Our first patient comes in. It's a handsome, no, eye-blinding breath-taking good-looking man in his late forties. He shakes hands with Doc like they're old friends: "Hi Doc. Do you remember that pill you gave me last Friday? I told you, I invited those seven hot foxy ladies to come over to my place for the weekend and I was a little... concerned. At my age, Mister Johnson might refuse to stand up and deliver..."

Doc nods: "Yes, that blue potential prototype. You promised you'd tell me about your experiences. Did it work well?"

"I took it on Friday afternoon. It worked perfectly until Sunday afternoon. I produced and produced and produced... That pill was fabulous. If you can give me some more for the upcoming weekends, I would appreciate it."

"Were there any side effects?"

"No side effects at all, except for a little pain in my right arm: those seven hot foxy ladies didn't show up."

Doc waves it away: "When life gets hard, you need to get harder."

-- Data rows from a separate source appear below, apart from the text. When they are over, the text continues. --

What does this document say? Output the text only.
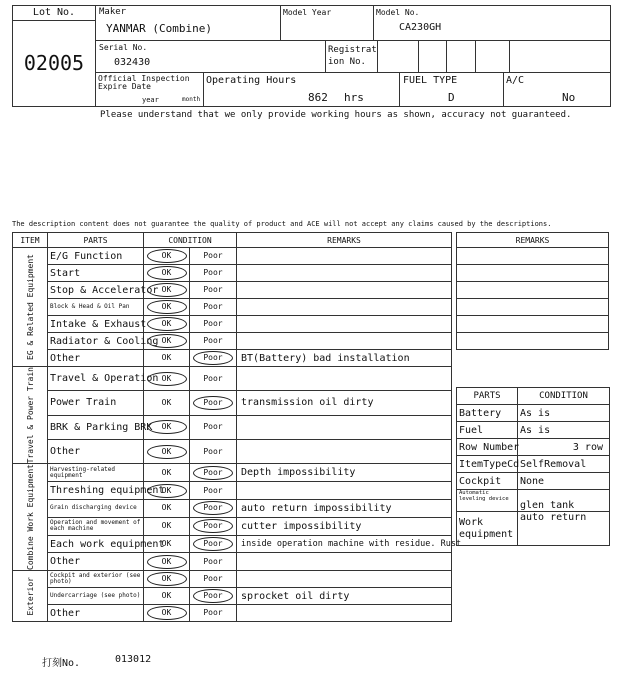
Lot No.
02005
Maker
YANMAR (Combine)
Model Year	Model No.
CA230GH
Serial No.
032430
Registrat ion No.
Official Inspection Expire Date
year	month
Operating Hours
862 hrs
FUEL TYPE
D
A/C
No
Please understand that we only provide working hours as shown, accuracy not guaranteed.
The description content does not guarantee the quality of product and ACE will not accept any claims caused by the descriptions.
ITEM	PARTS	CONDITION		REMARKS

EG & Related Equipment	E/G Function	OK	Poor	
	Start	OK	Poor	
	Stop & Accelerator	OK	Poor	
	Block & Head & Oil Pan	OK	Poor	
	Intake & Exhaust	OK	Poor	
	Radiator & Cooling	OK	Poor	
	Other	OK	Poor	BT(Battery) bad installation

Travel & Power Train	Travel & Operation	OK	Poor	
	Power Train	OK	Poor	transmission oil dirty
	BRK & Parking BRK	OK	Poor	
	Other	OK	Poor	

Combine Work Equipment	Harvesting-related equipment	OK	Poor	Depth impossibility
	Threshing equipment	OK	Poor	
	Grain discharging device	OK	Poor	auto return impossibility
	Operation and movement of each machine	OK	Poor	cutter impossibility
	Each work equipment	OK	Poor	inside operation machine with residue. Rust
	Other	OK	Poor	

Exterior	Cockpit and exterior (see photo)	OK	Poor	
	Undercarriage (see photo)	OK	Poor	sprocket oil dirty
	Other	OK	Poor	
REMARKS

PARTS	CONDITION
Battery	As is
Fuel	As is
Row Number	3 row
ItemTypeCd	SelfRemoval
Cockpit	None
Automatic leveling device	glen tank
Work equipment	auto return
打刻No.	013012
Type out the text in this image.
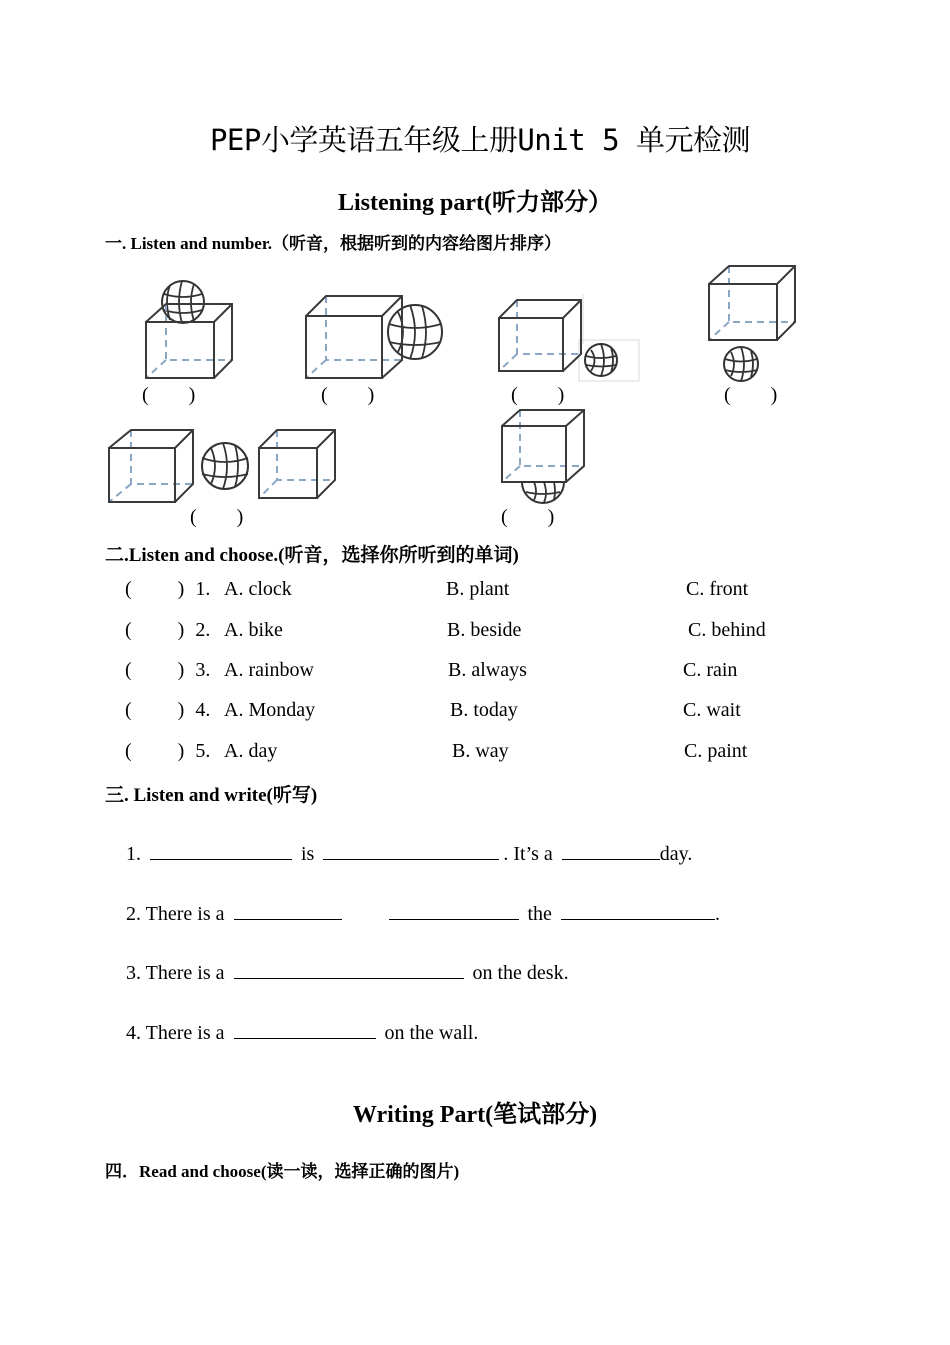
PEP小学英语五年级上册Unit 5 单元检测
Listening part(听力部分）
一. Listen and number.（听音，根据听到的内容给图片排序）
( )	( )	( )	( )
( )	( )
二.Listen and choose.(听音，选择你所听到的单词)
( ) 1. A. clock	B. plant	C. front
( ) 2. A. bike	B. beside	C. behind
( ) 3. A. rainbow	B. always	C. rain
( ) 4. A. Monday	B. today	C. wait
( ) 5. A. day	B. way	C. paint
三. Listen and write(听写)
1.	is	. It’s a	day.
2. There is a	the	.
3. There is a	on the desk.
4. There is a	on the wall.
Writing Part(笔试部分)
四．Read and choose(读一读，选择正确的图片)
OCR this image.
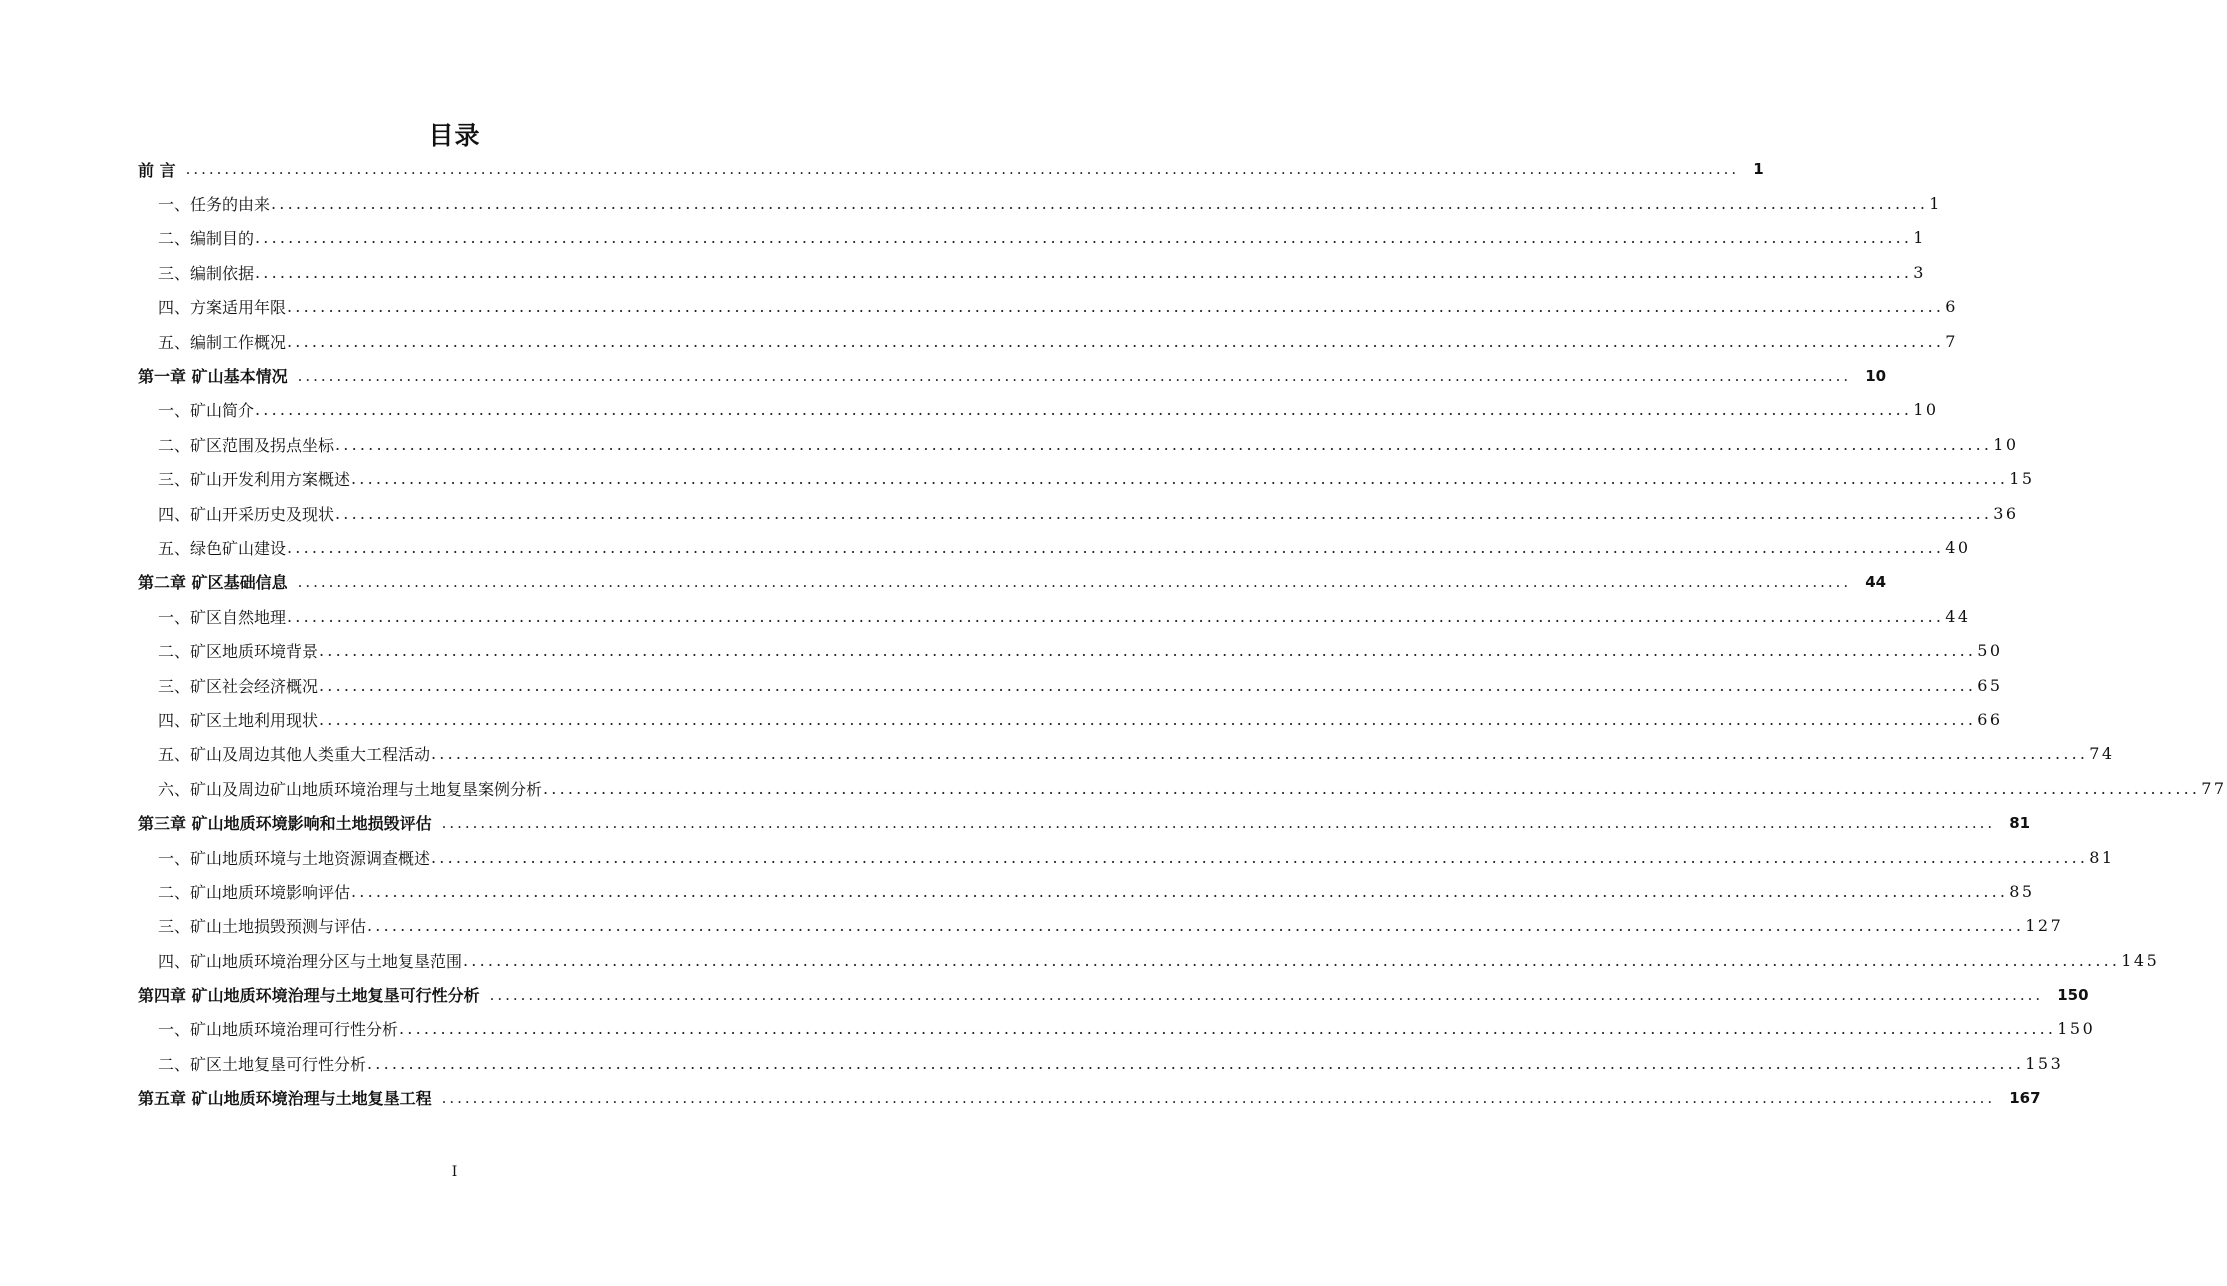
目录
前 言 .....	1
一、任务的由来 .....	1
二、编制目的 .....	1
三、编制依据 .....	3
四、方案适用年限 .....	6
五、编制工作概况 .....	7
第一章 矿山基本情况 .....	10
一、矿山简介 .....	10
二、矿区范围及拐点坐标 .....	10
三、矿山开发利用方案概述 .....	15
四、矿山开采历史及现状 .....	36
五、绿色矿山建设 .....	40
第二章 矿区基础信息 .....	44
一、矿区自然地理 .....	44
二、矿区地质环境背景 .....	50
三、矿区社会经济概况 .....	65
四、矿区土地利用现状 .....	66
五、矿山及周边其他人类重大工程活动 .....	74
六、矿山及周边矿山地质环境治理与土地复垦案例分析 .....	77
第三章 矿山地质环境影响和土地损毁评估 .....	81
一、矿山地质环境与土地资源调查概述 .....	81
二、矿山地质环境影响评估 .....	85
三、矿山土地损毁预测与评估 .....	127
四、矿山地质环境治理分区与土地复垦范围 .....	145
第四章 矿山地质环境治理与土地复垦可行性分析 .....	150
一、矿山地质环境治理可行性分析 .....	150
二、矿区土地复垦可行性分析 .....	153
第五章 矿山地质环境治理与土地复垦工程 .....	167
I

"Like I said: getting hard was never the problem."

Doc writes a recipe and the next patient enters, a teenage boy with a worried face: "Do you have the analysis, Doc?"

Doc looks into his papers and reads aloud what it says in the report: "Yes. You have AIDS. But don't worry. AIDS is no longer an instant fatal disease. There are treatments. You'll have quite a few years to look forward to."